狭心症の症状は、普通は「労作性狭心症」と言って労作時(体を動かした時)、つまり急ぎ足で歩いたり、階段や坂道を登ったりした時などに起こり、胸が締めつけられる、あるいは何かを押しつけられているような圧迫感を覚えます。チクチク刺すような痛みは狭心症ではないことが多いです。痛みはしばしば左肩・腕や顎(あご)まで広がり、みぞおちに胃の痛みのようなものが感じられたり、息切れとして自覚されたりすることもあります。症状の持続時間は、数十秒から数分程度です。

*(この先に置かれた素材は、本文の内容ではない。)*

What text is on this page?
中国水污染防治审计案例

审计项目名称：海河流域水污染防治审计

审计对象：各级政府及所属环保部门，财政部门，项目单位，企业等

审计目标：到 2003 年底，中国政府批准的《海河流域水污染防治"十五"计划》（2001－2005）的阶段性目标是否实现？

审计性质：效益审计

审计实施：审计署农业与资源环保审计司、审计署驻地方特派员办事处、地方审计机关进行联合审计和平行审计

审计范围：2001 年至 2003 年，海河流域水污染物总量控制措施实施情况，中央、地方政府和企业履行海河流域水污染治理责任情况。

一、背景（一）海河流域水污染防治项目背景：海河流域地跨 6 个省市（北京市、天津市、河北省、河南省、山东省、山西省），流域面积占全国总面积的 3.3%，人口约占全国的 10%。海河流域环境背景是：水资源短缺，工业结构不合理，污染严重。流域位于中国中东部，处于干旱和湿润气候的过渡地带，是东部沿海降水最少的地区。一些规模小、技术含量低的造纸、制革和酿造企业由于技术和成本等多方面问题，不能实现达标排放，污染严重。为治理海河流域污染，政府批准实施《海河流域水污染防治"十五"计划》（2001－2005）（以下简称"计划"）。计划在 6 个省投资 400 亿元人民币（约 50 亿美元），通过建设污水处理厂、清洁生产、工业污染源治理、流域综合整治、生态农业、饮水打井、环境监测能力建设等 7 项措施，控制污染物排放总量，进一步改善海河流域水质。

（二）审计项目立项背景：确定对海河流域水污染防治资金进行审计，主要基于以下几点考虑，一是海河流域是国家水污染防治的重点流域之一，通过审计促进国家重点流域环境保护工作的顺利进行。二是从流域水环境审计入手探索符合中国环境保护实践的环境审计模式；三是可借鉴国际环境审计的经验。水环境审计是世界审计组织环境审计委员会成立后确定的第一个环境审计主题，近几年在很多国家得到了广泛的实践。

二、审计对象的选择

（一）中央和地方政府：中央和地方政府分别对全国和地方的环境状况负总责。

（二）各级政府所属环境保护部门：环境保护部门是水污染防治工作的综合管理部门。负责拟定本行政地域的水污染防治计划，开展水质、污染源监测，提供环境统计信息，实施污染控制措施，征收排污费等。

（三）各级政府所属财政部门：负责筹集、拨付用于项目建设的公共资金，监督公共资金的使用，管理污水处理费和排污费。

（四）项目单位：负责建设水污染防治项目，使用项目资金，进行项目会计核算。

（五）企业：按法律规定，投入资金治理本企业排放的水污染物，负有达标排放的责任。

一方、「安静時狭心症」と言って、同じような症状が労作と関係無く出ることがあります。これは「冠攣縮(かんれんしゅく)」、つまり冠動脈が痙攣したように収縮してしまい、動脈硬化で細くなったときと同様の狭窄が一時的に作り出されるために起きる現象です。ご心配な症状があればお気軽にご相談ください。

心筋梗塞

症状としては、激しい胸の痛み、重い感じ、呼吸困難、冷汗、嘔気、嘔吐などがあります。狭心症と違い、痛みが通常30分以上続きます。ただし、高齢者や糖尿病患者では胸痛を自覚しないこともあり、なんとなく元気が無い、吐き気などが主な症状であったりすることから、見落とされるケースも少なくないので、要注意です。胸痛発作が始まってから6時間以内に治療を行えば、大部分の心臓の筋肉を救うことができます。血栓を溶かす薬を注射、カテーテルによる適切な治療をすみやかに行うことが現在一般的です。心筋梗塞をおこすと、心臓の筋肉に酸素と栄養が供給されなくなり、その領域の心筋が死んでしまうおそれがあるため、一刻を争う治療が必要です。循環器専門医による詳しい検査を早急に受けることを勧めます。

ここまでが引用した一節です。